O segundo ano de convênio (2012) foi um marco, na medida em que foram consolidadas ações que se propuseram a empoderar, estimular a autonomia e desenvolver o protagonismo social de atores culturais. Pontos e Pontão, cada qual a seu modo, tiveram seu potencial de ação expandido. E esse potencial de ação pode ser medido pela ampliação do número de vagas em cursos e oficinas, pela aquisição de equipamentos que potencializaram o alcance de sua ação, pela diversificação de suas atividades e fazeres artísticos, pelo oferecimento de cursos técnicos de iniciação e aprimoramento, além da ampliação da quantidade de espetáculos produzidos e da rede de parcerias e contatos, todos sustentados pela estabilidade financeira gerada com a remuneração adequada de seus recursos humanos.

É importante ressaltar que cada um dos itens listados acima não esteve presente apenas no segundo ano. Essa ampliação do potencial de ação foi uma tônica ao longo dos três anos. Mas com a experiência do trabalho conquistada no primeiro ano do convênio e a tranquilidade do segundo ano (principalmente considerando o atraso do repasse no terceiro), isso ficou mais evidente.

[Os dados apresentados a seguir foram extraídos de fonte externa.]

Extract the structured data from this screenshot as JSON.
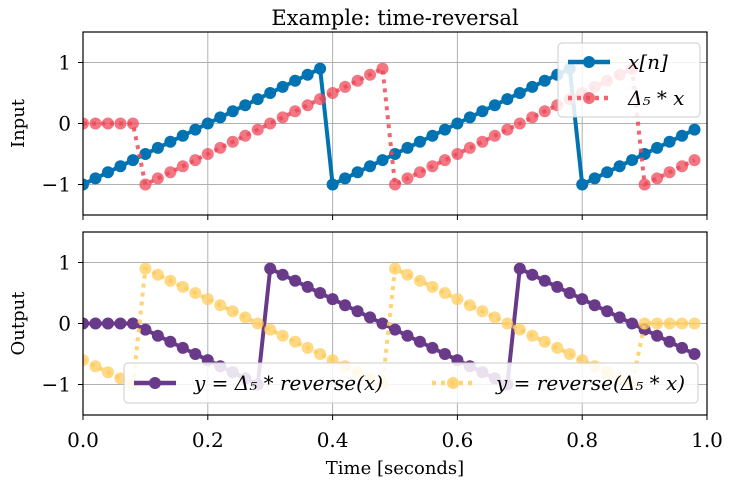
{
  "figure": {
    "title": "Example: time-reversal",
    "xlabel": "Time [seconds]"
  },
  "colors": {
    "x": "#0173b2",
    "delay_x": "#ee4a5a",
    "y_delay_rev": "#6a3a8a",
    "y_rev_delay": "#ffcc5c",
    "grid": "#b0b0b0"
  },
  "chart_data": [
    {
      "type": "line",
      "ylabel": "Input",
      "xlim": [
        0.0,
        1.0
      ],
      "ylim": [
        -1.5,
        1.5
      ],
      "grid": true,
      "legend_position": "top-right",
      "x_ticks": [],
      "y_ticks": [
        "1",
        "0",
        "−1"
      ],
      "y_tick_values": [
        1,
        0,
        -1
      ],
      "x": [
        0,
        0.02,
        0.04,
        0.06,
        0.08,
        0.1,
        0.12,
        0.14,
        0.16,
        0.18,
        0.2,
        0.22,
        0.24,
        0.26,
        0.28,
        0.3,
        0.32,
        0.34,
        0.36,
        0.38,
        0.4,
        0.42,
        0.44,
        0.46,
        0.48,
        0.5,
        0.52,
        0.54,
        0.56,
        0.58,
        0.6,
        0.62,
        0.64,
        0.66,
        0.68,
        0.7,
        0.72,
        0.74,
        0.76,
        0.78,
        0.8,
        0.82,
        0.84,
        0.86,
        0.88,
        0.9,
        0.92,
        0.94,
        0.96,
        0.98
      ],
      "series": [
        {
          "name": "x[n]",
          "style": "solid",
          "values": [
            -1.0,
            -0.9,
            -0.8,
            -0.7,
            -0.6,
            -0.5,
            -0.4,
            -0.3,
            -0.2,
            -0.1,
            0.0,
            0.1,
            0.2,
            0.3,
            0.4,
            0.5,
            0.6,
            0.7,
            0.8,
            0.9,
            -1.0,
            -0.9,
            -0.8,
            -0.7,
            -0.6,
            -0.5,
            -0.4,
            -0.3,
            -0.2,
            -0.1,
            0.0,
            0.1,
            0.2,
            0.3,
            0.4,
            0.5,
            0.6,
            0.7,
            0.8,
            0.9,
            -1.0,
            -0.9,
            -0.8,
            -0.7,
            -0.6,
            -0.5,
            -0.4,
            -0.3,
            -0.2,
            -0.1
          ]
        },
        {
          "name": "Δ₅ * x",
          "style": "dotted",
          "values": [
            0,
            0,
            0,
            0,
            0,
            -1.0,
            -0.9,
            -0.8,
            -0.7,
            -0.6,
            -0.5,
            -0.4,
            -0.3,
            -0.2,
            -0.1,
            0.0,
            0.1,
            0.2,
            0.3,
            0.4,
            0.5,
            0.6,
            0.7,
            0.8,
            0.9,
            -1.0,
            -0.9,
            -0.8,
            -0.7,
            -0.6,
            -0.5,
            -0.4,
            -0.3,
            -0.2,
            -0.1,
            0.0,
            0.1,
            0.2,
            0.3,
            0.4,
            0.5,
            0.6,
            0.7,
            0.8,
            0.9,
            -1.0,
            -0.9,
            -0.8,
            -0.7,
            -0.6
          ]
        }
      ]
    },
    {
      "type": "line",
      "ylabel": "Output",
      "xlim": [
        0.0,
        1.0
      ],
      "ylim": [
        -1.5,
        1.5
      ],
      "grid": true,
      "legend_position": "bottom",
      "x_ticks": [
        "0.0",
        "0.2",
        "0.4",
        "0.6",
        "0.8",
        "1.0"
      ],
      "x_tick_values": [
        0.0,
        0.2,
        0.4,
        0.6,
        0.8,
        1.0
      ],
      "y_ticks": [
        "1",
        "0",
        "−1"
      ],
      "y_tick_values": [
        1,
        0,
        -1
      ],
      "x": [
        0,
        0.02,
        0.04,
        0.06,
        0.08,
        0.1,
        0.12,
        0.14,
        0.16,
        0.18,
        0.2,
        0.22,
        0.24,
        0.26,
        0.28,
        0.3,
        0.32,
        0.34,
        0.36,
        0.38,
        0.4,
        0.42,
        0.44,
        0.46,
        0.48,
        0.5,
        0.52,
        0.54,
        0.56,
        0.58,
        0.6,
        0.62,
        0.64,
        0.66,
        0.68,
        0.7,
        0.72,
        0.74,
        0.76,
        0.78,
        0.8,
        0.82,
        0.84,
        0.86,
        0.88,
        0.9,
        0.92,
        0.94,
        0.96,
        0.98
      ],
      "series": [
        {
          "name": "y = Δ₅ * reverse(x)",
          "style": "solid",
          "values": [
            0,
            0,
            0,
            0,
            0,
            -0.1,
            -0.2,
            -0.3,
            -0.4,
            -0.5,
            -0.6,
            -0.7,
            -0.8,
            -0.9,
            -1.0,
            0.9,
            0.8,
            0.7,
            0.6,
            0.5,
            0.4,
            0.3,
            0.2,
            0.1,
            0.0,
            -0.1,
            -0.2,
            -0.3,
            -0.4,
            -0.5,
            -0.6,
            -0.7,
            -0.8,
            -0.9,
            -1.0,
            0.9,
            0.8,
            0.7,
            0.6,
            0.5,
            0.4,
            0.3,
            0.2,
            0.1,
            0.0,
            -0.1,
            -0.2,
            -0.3,
            -0.4,
            -0.5
          ]
        },
        {
          "name": "y = reverse(Δ₅ * x)",
          "style": "dotted",
          "values": [
            -0.6,
            -0.7,
            -0.8,
            -0.9,
            -1.0,
            0.9,
            0.8,
            0.7,
            0.6,
            0.5,
            0.4,
            0.3,
            0.2,
            0.1,
            0.0,
            -0.1,
            -0.2,
            -0.3,
            -0.4,
            -0.5,
            -0.6,
            -0.7,
            -0.8,
            -0.9,
            -1.0,
            0.9,
            0.8,
            0.7,
            0.6,
            0.5,
            0.4,
            0.3,
            0.2,
            0.1,
            0.0,
            -0.1,
            -0.2,
            -0.3,
            -0.4,
            -0.5,
            -0.6,
            -0.7,
            -0.8,
            -0.9,
            -1.0,
            0,
            0,
            0,
            0,
            0
          ]
        }
      ]
    }
  ]
}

O terceiro ano do convênio (2013) foi marcado pelo atraso de mais de seis do repasse dos recursos públicos – atraso este que deve ser creditado, sobretudo, ao Ministério da Cultura (Minc). A Rede de Pontos foi bastante prejudicada naquele ano, na medida em que muitas das atividades previstas não puderam ser iniciadas sem a certeza de quando se efetuaria o pagamento. Mesmo assim muitos pontos/pontão se arriscaram e realizaram o que estava previsto e continuaram os trabalhos em suas bases.

Diante disso tudo, entendo que desenvolver um trabalho dentro da lógica de rede é a principal contribuição da presença do Programa Cultura Viva em Ribeirão. Não podemos ser ingênuos no sentido de achar que foi uniforme o engajamento de cada ponto de cultura em se relacionar com a sua base, assim como em participar do trabalho conjunto da rede municipal. No entanto, foi justamente a possibilidade de trabalhar em conjunto que abriu espaço para um diálogo, no qual um ponto de cultura pôde auxiliar na elaboração e execução do trabalho do outro; pôde dividir um mesmo palco e plateia; pôde trocar informações, dividir demandas e conhecer mais a fundo o que o outro faz. Creio que temos, ainda, muito a caminhar em relação a uma perspectiva de rede em que os fazeres artísticos de um componham com os do outro, em que haja uma disposição tal para surgirem propostas realmente orgânicas entre os fazeres dos pontos.

BMP – Acredita que os pontos de cultura mudaram a vida cultural e social da cidade?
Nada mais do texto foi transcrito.